We now need to set up all of our container group parameters:
Configure Container Group:
- Create a unique name for your Container group
- Pick the Image Source: In our case we are using a public SaladCloud registry. Click Edit next to Image source.
Under image name paste the image path: saladtechnologies/metavoice-api:1.0.0 If you are using your custom
solution, specify your image location.
- Replica count: It is recommended to use 3 or more replicas for production. We will use just 1 for testing.
- Pick compute resources: Pick how much cpu, ram and gpu you want to allocate to your process. MetaVoice
documentation specifies that the models needs at least 12GB GPU RAM. Checkout our benchmark to see what GPU version
best suites your needs.
- Networking. Click “Edit“ next to it, check “Enable Networking“ and set port to 80:
- Optional Settings: SaladCloud gives you some great options like health check probe, external logging and passing
environment variables.
- Update Command We have not updated MetaVoice’s Entrypoint in the Dockerfile, so we will need to override it under
“Command”. We need to change our command to uvicorn fast:app and add a few arguments: —host :: —port 80.
This will make sure our endpoint is accessible with IPv6 and port 80:
Additionally, for enhanced security, you have the option to enable Authentication under networking. When activated,
you’ll need to include your personal token with each API call. You can locate your token here:
https://portal.salad.com/api-key
With all configurations complete, deploying your FastAPI application on SaladCloud is a straightforward process.
Leveraging SaladCloud’s platform ensures that your text-to-speech API operates on a robust infrastructure capable of
handling demanding tasks cost-effectively.
Finally, ensure the “AutoStart container group once the image is pulled” option is checked, then click “Deploy”. With
that, we’re ready to go.
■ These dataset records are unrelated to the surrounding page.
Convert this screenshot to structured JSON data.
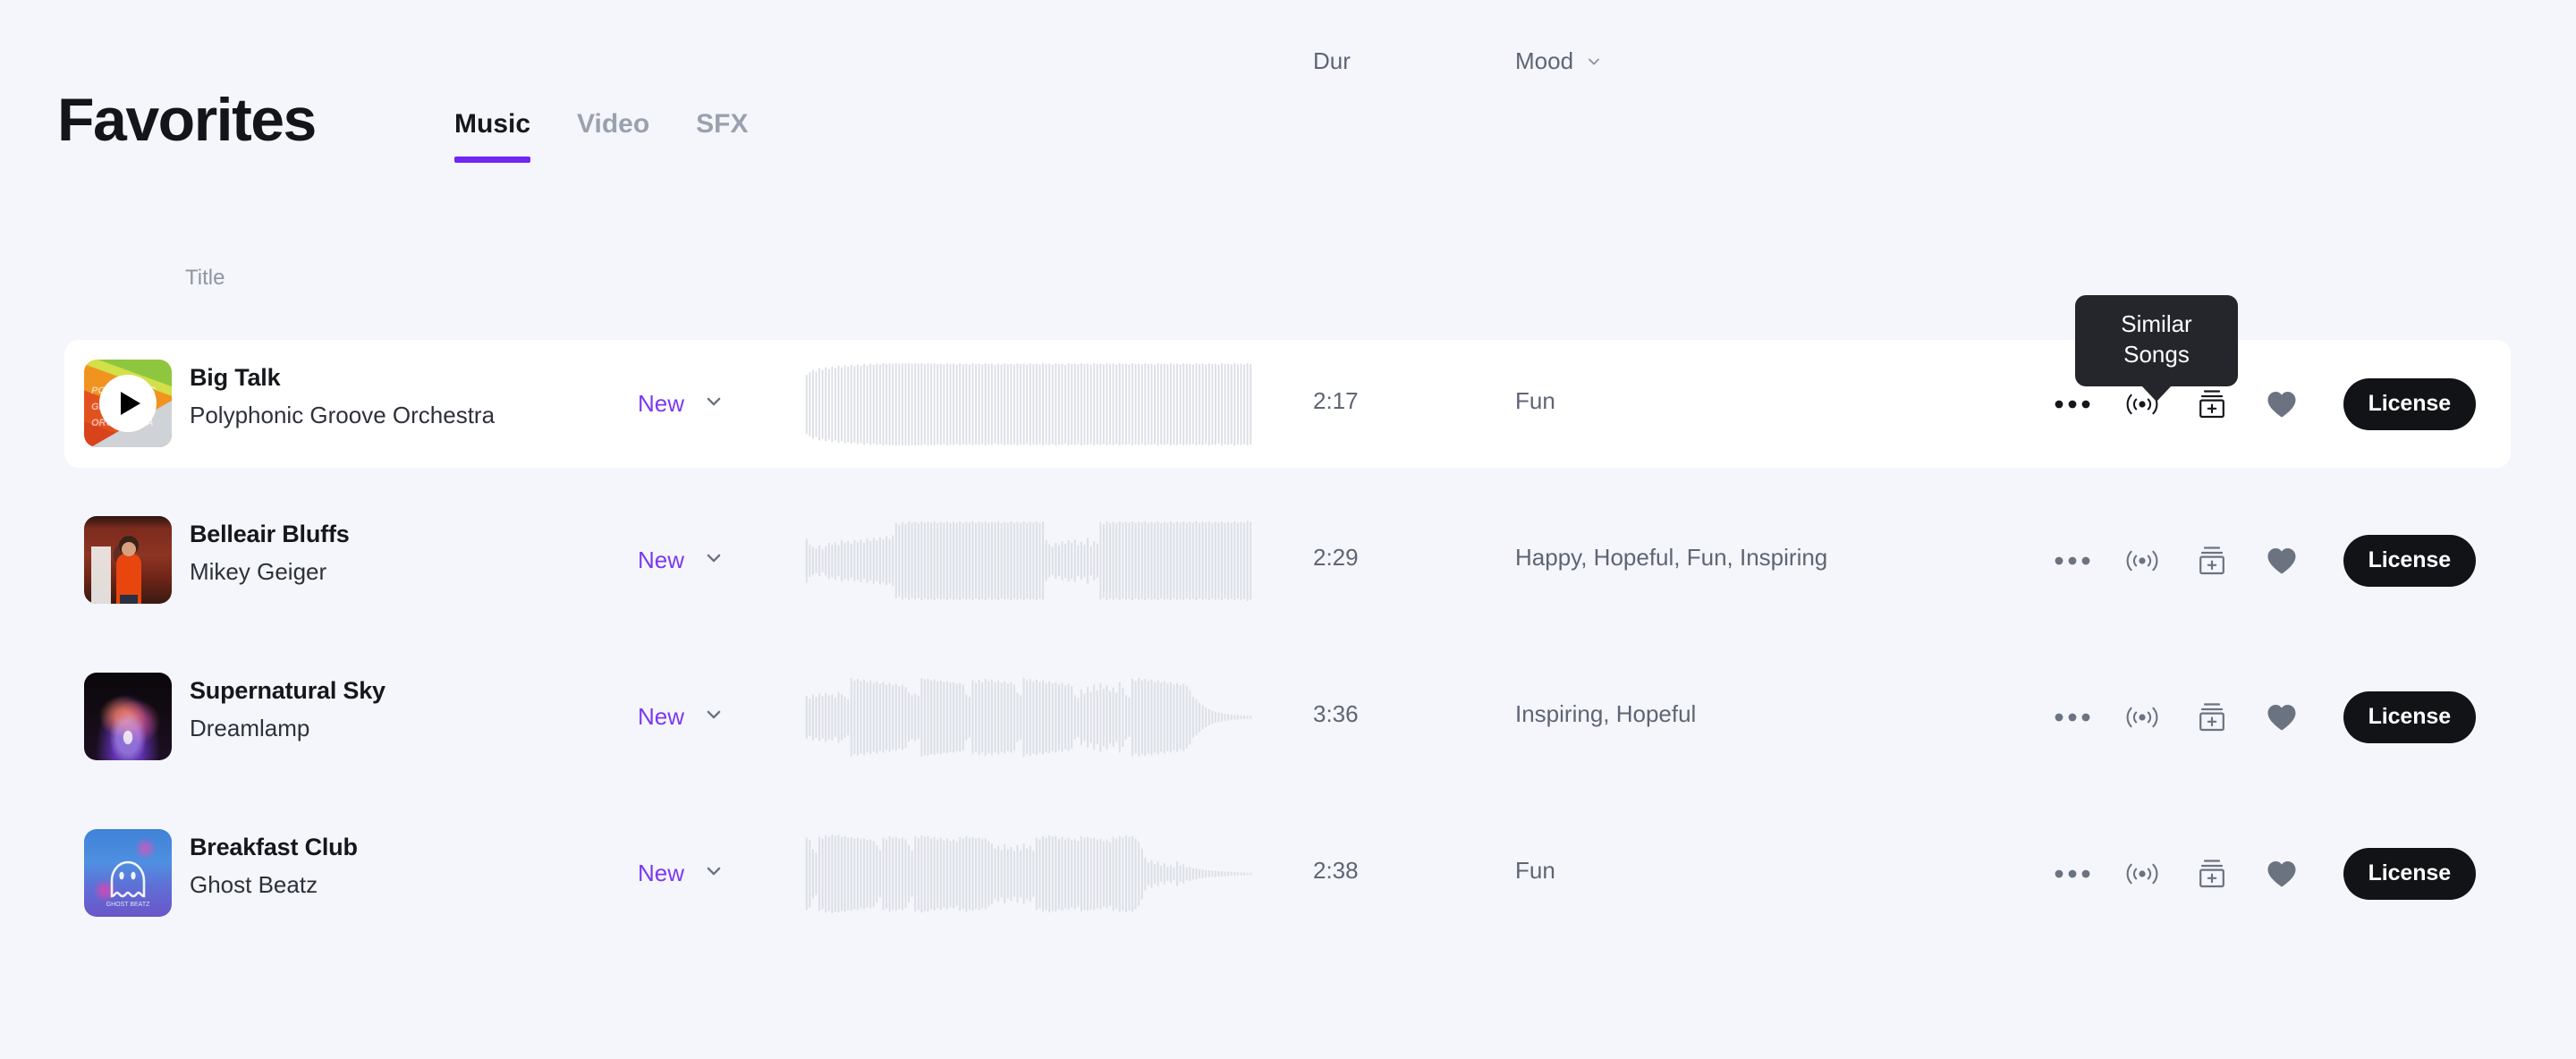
{
  "header": {
    "title": "Favorites",
    "tabs": [
      {
        "label": "Music",
        "active": true
      },
      {
        "label": "Video",
        "active": false
      },
      {
        "label": "SFX",
        "active": false
      }
    ],
    "accent_color": "#6f26f7"
  },
  "columns": {
    "title": "Title",
    "duration": "Dur",
    "mood": "Mood",
    "mood_sort_icon": "chevron-down-icon"
  },
  "tooltip": {
    "line1": "Similar",
    "line2": "Songs",
    "attached_to": "similar-songs-icon",
    "row_index": 0,
    "background": "#24262b"
  },
  "actions": {
    "more_icon": "more-horizontal-icon",
    "similar_icon": "similar-songs-icon",
    "add_icon": "add-to-playlist-icon",
    "favorite_icon": "heart-icon",
    "license_label": "License"
  },
  "tracks": [
    {
      "title": "Big Talk",
      "artist": "Polyphonic Groove Orchestra",
      "version": "New",
      "version_icon": "chevron-down-icon",
      "duration": "2:17",
      "mood": "Fun",
      "license_label": "License",
      "hovered": true,
      "favorited": true,
      "artwork": "polyphonic-groove-orchestra-cover",
      "waveform": [
        72,
        78,
        84,
        80,
        88,
        84,
        90,
        86,
        92,
        88,
        94,
        90,
        95,
        92,
        96,
        93,
        97,
        94,
        98,
        95,
        99,
        96,
        99,
        97,
        100,
        98,
        100,
        99,
        100,
        99,
        100,
        100,
        100,
        99,
        100,
        99,
        100,
        98,
        100,
        99,
        100,
        98,
        99,
        97,
        100,
        98,
        99,
        97,
        100,
        98,
        99,
        97,
        100,
        98,
        99,
        97,
        100,
        98,
        99,
        96,
        99,
        97,
        100,
        98,
        99,
        97,
        100,
        98,
        99,
        97,
        100,
        98,
        99,
        97,
        100,
        98,
        99,
        97,
        100,
        98,
        99,
        96,
        100,
        98,
        99,
        97,
        100,
        98,
        99,
        97,
        100,
        98,
        99,
        97,
        100,
        98,
        99,
        97,
        100,
        98,
        99,
        97,
        100,
        98,
        99,
        97,
        100,
        98,
        99,
        97,
        100,
        98,
        99,
        97,
        100,
        98,
        99,
        97,
        100,
        98,
        99,
        97,
        100,
        98,
        99,
        97,
        100,
        98,
        99,
        96,
        100,
        98,
        99,
        97,
        100,
        98,
        99,
        97,
        100,
        98
      ]
    },
    {
      "title": "Belleair Bluffs",
      "artist": "Mikey Geiger",
      "version": "New",
      "version_icon": "chevron-down-icon",
      "duration": "2:29",
      "mood": "Happy, Hopeful, Fun, Inspiring",
      "license_label": "License",
      "hovered": false,
      "favorited": true,
      "artwork": "mikey-geiger-cover",
      "waveform": [
        54,
        40,
        34,
        30,
        38,
        28,
        36,
        44,
        40,
        46,
        38,
        50,
        44,
        48,
        42,
        50,
        46,
        52,
        44,
        54,
        48,
        56,
        50,
        58,
        52,
        60,
        54,
        62,
        92,
        88,
        94,
        90,
        96,
        92,
        95,
        91,
        96,
        92,
        95,
        93,
        96,
        92,
        95,
        93,
        96,
        92,
        95,
        93,
        96,
        92,
        95,
        93,
        96,
        92,
        95,
        93,
        96,
        92,
        95,
        93,
        96,
        92,
        95,
        93,
        96,
        92,
        95,
        93,
        96,
        92,
        95,
        93,
        96,
        92,
        95,
        50,
        40,
        34,
        44,
        38,
        48,
        42,
        50,
        44,
        52,
        38,
        46,
        40,
        56,
        36,
        48,
        42,
        94,
        90,
        96,
        92,
        95,
        91,
        96,
        92,
        95,
        93,
        96,
        92,
        95,
        93,
        96,
        92,
        95,
        93,
        96,
        92,
        95,
        93,
        96,
        92,
        95,
        93,
        96,
        92,
        95,
        93,
        96,
        92,
        95,
        93,
        96,
        92,
        95,
        93,
        96,
        92,
        95,
        93,
        96,
        92,
        95,
        93,
        98,
        94
      ]
    },
    {
      "title": "Supernatural Sky",
      "artist": "Dreamlamp",
      "version": "New",
      "version_icon": "chevron-down-icon",
      "duration": "3:36",
      "mood": "Inspiring, Hopeful",
      "license_label": "License",
      "hovered": false,
      "favorited": true,
      "artwork": "dreamlamp-cover",
      "waveform": [
        52,
        46,
        56,
        50,
        58,
        52,
        60,
        54,
        56,
        48,
        62,
        56,
        50,
        44,
        96,
        90,
        94,
        88,
        92,
        86,
        90,
        84,
        88,
        82,
        86,
        80,
        84,
        78,
        82,
        76,
        80,
        74,
        60,
        54,
        58,
        52,
        96,
        92,
        94,
        90,
        92,
        88,
        90,
        86,
        88,
        84,
        86,
        82,
        84,
        80,
        56,
        50,
        90,
        84,
        92,
        86,
        94,
        88,
        92,
        86,
        90,
        84,
        88,
        82,
        86,
        80,
        60,
        54,
        96,
        90,
        94,
        88,
        92,
        86,
        90,
        84,
        88,
        82,
        86,
        80,
        84,
        78,
        82,
        76,
        54,
        48,
        68,
        58,
        74,
        62,
        80,
        66,
        84,
        70,
        78,
        64,
        72,
        60,
        86,
        72,
        54,
        48,
        94,
        88,
        96,
        90,
        94,
        88,
        92,
        86,
        90,
        84,
        88,
        82,
        86,
        80,
        84,
        78,
        82,
        76,
        66,
        50,
        44,
        36,
        30,
        24,
        20,
        16,
        14,
        12,
        10,
        9,
        8,
        7,
        6,
        6,
        5,
        5,
        4,
        4
      ]
    },
    {
      "title": "Breakfast Club",
      "artist": "Ghost Beatz",
      "version": "New",
      "version_icon": "chevron-down-icon",
      "duration": "2:38",
      "mood": "Fun",
      "license_label": "License",
      "hovered": false,
      "favorited": true,
      "artwork": "ghost-beatz-cover",
      "waveform": [
        88,
        82,
        60,
        52,
        90,
        86,
        94,
        90,
        96,
        92,
        94,
        90,
        92,
        88,
        90,
        86,
        88,
        84,
        86,
        82,
        84,
        80,
        70,
        58,
        88,
        84,
        92,
        88,
        90,
        86,
        88,
        84,
        70,
        56,
        92,
        88,
        94,
        90,
        92,
        86,
        90,
        84,
        88,
        82,
        86,
        80,
        84,
        78,
        90,
        86,
        92,
        88,
        90,
        86,
        88,
        84,
        86,
        80,
        74,
        62,
        68,
        58,
        72,
        60,
        66,
        56,
        70,
        58,
        74,
        62,
        68,
        56,
        88,
        84,
        92,
        88,
        94,
        90,
        92,
        86,
        90,
        84,
        88,
        82,
        86,
        80,
        92,
        88,
        90,
        86,
        88,
        84,
        86,
        80,
        84,
        78,
        90,
        86,
        92,
        88,
        94,
        90,
        92,
        86,
        78,
        62,
        40,
        28,
        34,
        24,
        30,
        20,
        26,
        18,
        22,
        16,
        30,
        20,
        24,
        16,
        18,
        14,
        14,
        11,
        11,
        9,
        9,
        8,
        8,
        7,
        7,
        6,
        6,
        5,
        5,
        4,
        4,
        4,
        3,
        3
      ]
    }
  ],
  "colors": {
    "page_background": "#f4f6fb",
    "row_hover_background": "#ffffff",
    "waveform_bar": "#dcdfe6",
    "license_button": "#111317",
    "version_text": "#7b38f5",
    "muted_text": "#5e6573"
  }
}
Let’s wait for our solution to deploy and then proceed with testing.
Advantages of Selecting Salad:
- Cost-Efficiency: SaladCloud’s GPU cloud services are priced favorably when compared to other cloud providers,
allowing you to leverage additional resources for your application while minimizing expenses.
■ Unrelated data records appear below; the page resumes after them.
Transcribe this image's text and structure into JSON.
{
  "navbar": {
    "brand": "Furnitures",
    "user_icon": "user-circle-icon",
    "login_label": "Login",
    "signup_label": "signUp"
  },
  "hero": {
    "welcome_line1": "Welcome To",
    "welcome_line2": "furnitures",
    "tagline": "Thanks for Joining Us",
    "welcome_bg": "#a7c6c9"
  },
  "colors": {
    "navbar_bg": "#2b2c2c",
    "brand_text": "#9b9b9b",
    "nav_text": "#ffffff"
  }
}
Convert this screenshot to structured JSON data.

- Intuitive Platform: SaladCloud emphasizes a seamless user experience, providing an easy-to-navigate interface that
streamlines the deployment and management of applications in the cloud.
- Robust Documentation and Support: SaladCloud furnishes detailed documentation to facilitate deployment,
configuration, and problem-solving, supported by a committed team available to provide assistance as needed.
Test Full Solution deployed to Salad
Once your solution is deployed on Salad, the next step is to interact with your FastAPI application using its public
endpoint. SaladCloud provides you with a deployment URL, which allows you to send requests to your API using
SaladCloud’s infrastructure, just as you would locally.
You can use this URL to access your FastAPI application’s Swagger page, which is now hosted in the cloud. Replace
localhost in your local URL with the provided deployment URL to access the Swagger page. For example:
https://tomato-cayenne-zjomiph125nsc021.salad.cloud/docs
You will see your Swagger page similar to this:
On the Swagger page, you have the ability to engage with your API by supplying the necessary parameters to initiate the
process. Certain parameters are optional, and it may not be necessary to modify them if you’re utilizing the default
Azure container names. It’s important to mention that this solution relies on Azure storage, so ensure that your Azure
resources are set up beforehand. If you’re considering using a different storage provider, refer to the comprehensive
solution documentation for guidance. The complete list of arguments has been provided earlier in the document.
You can now use your endpoint with Swagger to interact with your API directly through the browser. Alternatively, you
can send requests to your endpoint using tools like curl or Postman for testing and integration into your applications.
Enjoy leveraging the power of MetaVoice and SaladCloud for your text-to-speech and voice cloning needs!